As in the first book, Meersman begins each chapter with newspaper headlines and snippets from the five years the novel spans. There are also short biographical pieces, which bring back the bizarre reality of that period: Lothar Neethling (apartheid poisoner in chief), Mangosuthu Buthelezi and Inkatha (eight pages), Chris Hani, an unknown/unnamed Khoisan soldier/tracker, the Oppenheimers and Laurens van der Post. (I'm still puzzling over the inclusion of this old poseur.) 

And there are poems and laments as testimony, which lend elegance and emotional power to offset the plain biographical sections.

Meersman's great gift is to create a vivid set of characters, including the minor players – their memorable parents.
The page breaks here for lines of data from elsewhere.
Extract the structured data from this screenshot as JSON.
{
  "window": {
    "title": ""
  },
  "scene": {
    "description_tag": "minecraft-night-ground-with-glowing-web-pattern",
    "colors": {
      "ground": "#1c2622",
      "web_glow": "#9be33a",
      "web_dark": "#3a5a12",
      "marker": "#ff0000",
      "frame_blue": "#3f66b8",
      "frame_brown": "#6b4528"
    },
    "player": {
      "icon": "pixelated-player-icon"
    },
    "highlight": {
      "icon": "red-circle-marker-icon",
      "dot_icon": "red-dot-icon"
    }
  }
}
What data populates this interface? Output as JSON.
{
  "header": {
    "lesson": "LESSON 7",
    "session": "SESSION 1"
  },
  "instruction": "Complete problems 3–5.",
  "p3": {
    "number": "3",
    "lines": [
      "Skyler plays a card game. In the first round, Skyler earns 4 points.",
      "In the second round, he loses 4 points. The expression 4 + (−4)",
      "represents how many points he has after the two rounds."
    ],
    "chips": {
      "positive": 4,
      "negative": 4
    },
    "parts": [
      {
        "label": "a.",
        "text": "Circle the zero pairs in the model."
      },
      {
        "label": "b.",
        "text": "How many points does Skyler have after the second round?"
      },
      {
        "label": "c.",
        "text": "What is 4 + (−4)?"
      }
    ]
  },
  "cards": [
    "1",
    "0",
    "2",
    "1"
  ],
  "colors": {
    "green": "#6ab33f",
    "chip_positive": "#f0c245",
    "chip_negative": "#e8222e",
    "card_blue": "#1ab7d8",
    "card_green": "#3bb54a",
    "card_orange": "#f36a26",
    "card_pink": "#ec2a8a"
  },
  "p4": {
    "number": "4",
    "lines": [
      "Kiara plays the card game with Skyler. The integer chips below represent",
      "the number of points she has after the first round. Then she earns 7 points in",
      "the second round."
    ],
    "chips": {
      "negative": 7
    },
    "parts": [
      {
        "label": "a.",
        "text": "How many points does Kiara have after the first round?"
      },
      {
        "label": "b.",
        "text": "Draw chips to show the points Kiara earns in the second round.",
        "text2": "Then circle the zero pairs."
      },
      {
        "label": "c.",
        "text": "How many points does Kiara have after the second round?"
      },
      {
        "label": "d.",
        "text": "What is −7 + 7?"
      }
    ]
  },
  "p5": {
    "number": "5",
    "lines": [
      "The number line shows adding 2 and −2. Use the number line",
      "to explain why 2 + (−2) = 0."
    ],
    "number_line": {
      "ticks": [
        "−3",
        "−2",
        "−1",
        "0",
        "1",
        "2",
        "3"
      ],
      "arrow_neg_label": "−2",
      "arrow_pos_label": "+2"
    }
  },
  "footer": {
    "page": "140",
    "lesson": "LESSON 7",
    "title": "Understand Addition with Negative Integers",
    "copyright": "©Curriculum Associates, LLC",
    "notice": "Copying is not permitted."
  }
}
He does this through dialogue and excellently observed variations in South African speech but also through domestic settings – from the shacks of the Cape Flats to designer Camps Bay and middle-class comfort in Grahamstown. 

There's an element of satire in all of this, seen more obliquely in the contrast provided by massacres, assaults and scenes of degrading violations with unavoidable food rituals, including braais. It's a compelling mix of life as it is and was in South Africa, and strangely familiar. 

Meersman takes the story right up to April 27 1994, and leaves the reader wondering, with some concern and interest, what has become of Mfundi and Francois.